ヒラメ

ヒラメ

近畿大学では1965年に世界で初めてヒラメの人工孵化に成功しました。あの平らな形をしたヒラメも、親魚から産まれた卵が育つ過程はマダイなどと殆ど同じです。飼育する水温が18℃程度とちょっと低めですが、初期の頃は同じ飼育方法です。

ヒラメの特徴は両眼が体の片側にあることですが、産まれてしばらくは他の魚と同様に体の両側にあります。
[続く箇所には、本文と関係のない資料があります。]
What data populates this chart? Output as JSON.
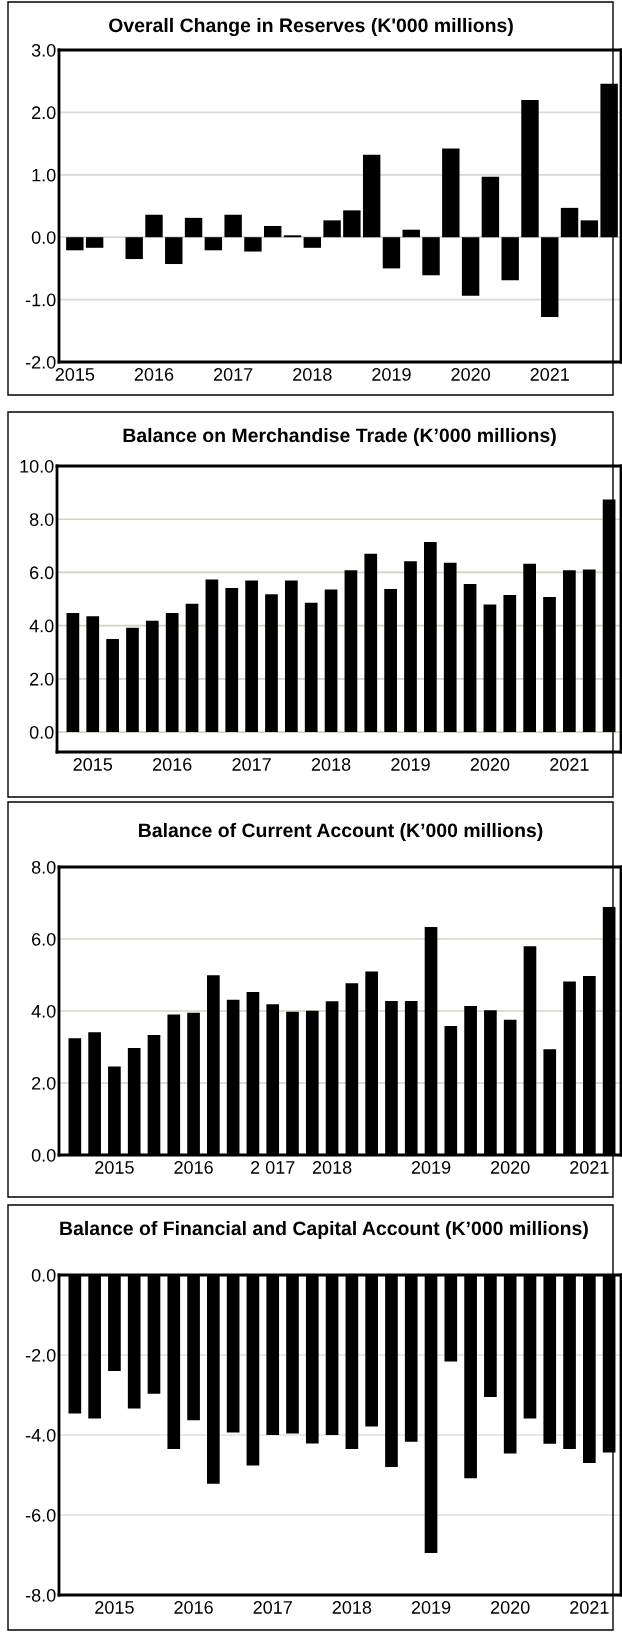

この変化は孵化してから3~4週目の間に起こります。この時期にヒラメの右眼は徐々に左眼のある側へ移って行き、両方の眼が体の左側に並びます(一般的にはカレイは右側に両眼があります)。その後しばらくすると水槽の底や横の壁にペタッとひっつくようになります。この時の大きさは1.5cm位です。また、それまで体は透明でしたが、この頃から茶色くなって、見た目では一人前のヒラメになります。ここまで4~5週間かかります。

ヒラメは卵から孵化してから途中劇的な体形の変化(変態)を経て稚魚に育ちますが、この間の餌はマダイや他の魚と同じで、初期はシオミズツボワムシ、次いでアルテミア、さらには人工配合飼料というメニューで飼育します。ヒラメも他の魚と同様に人工配合飼料を食べだすとぐんぐん大きくなります。3カ月もすると大きいものでは10cm位に成長します。ただ、意外にも小さい時は気性が激しく、大きいヒラメと小さいヒラメが1つの水槽の中で一緒にいると、小さい方はつつかれたり噛まれたりします。したがって、大きいのと小さいのとを別々の水槽で飼育しなければなりません。

この大小を分ける作業は10日に1回位行います。稚魚が8~10cmになると、全国各地の養殖業者さんへ養殖用の種苗として出荷されるようになり、さらに1年近く育てると800g~1kgの成魚になります。ちなみにヒラメはメスの方が大きくなります。養殖する多くの魚は稚魚になれば海上の網の生簀で飼育されますが、ヒラメは成魚で出荷されるまで陸上の水槽で飼育されます。

卵のときから最終の出荷に至るまで、すべての期間の飼育情報を記録・保管して、消費者の方々からのお問い合わせにもすぐに対応できるよう努めています。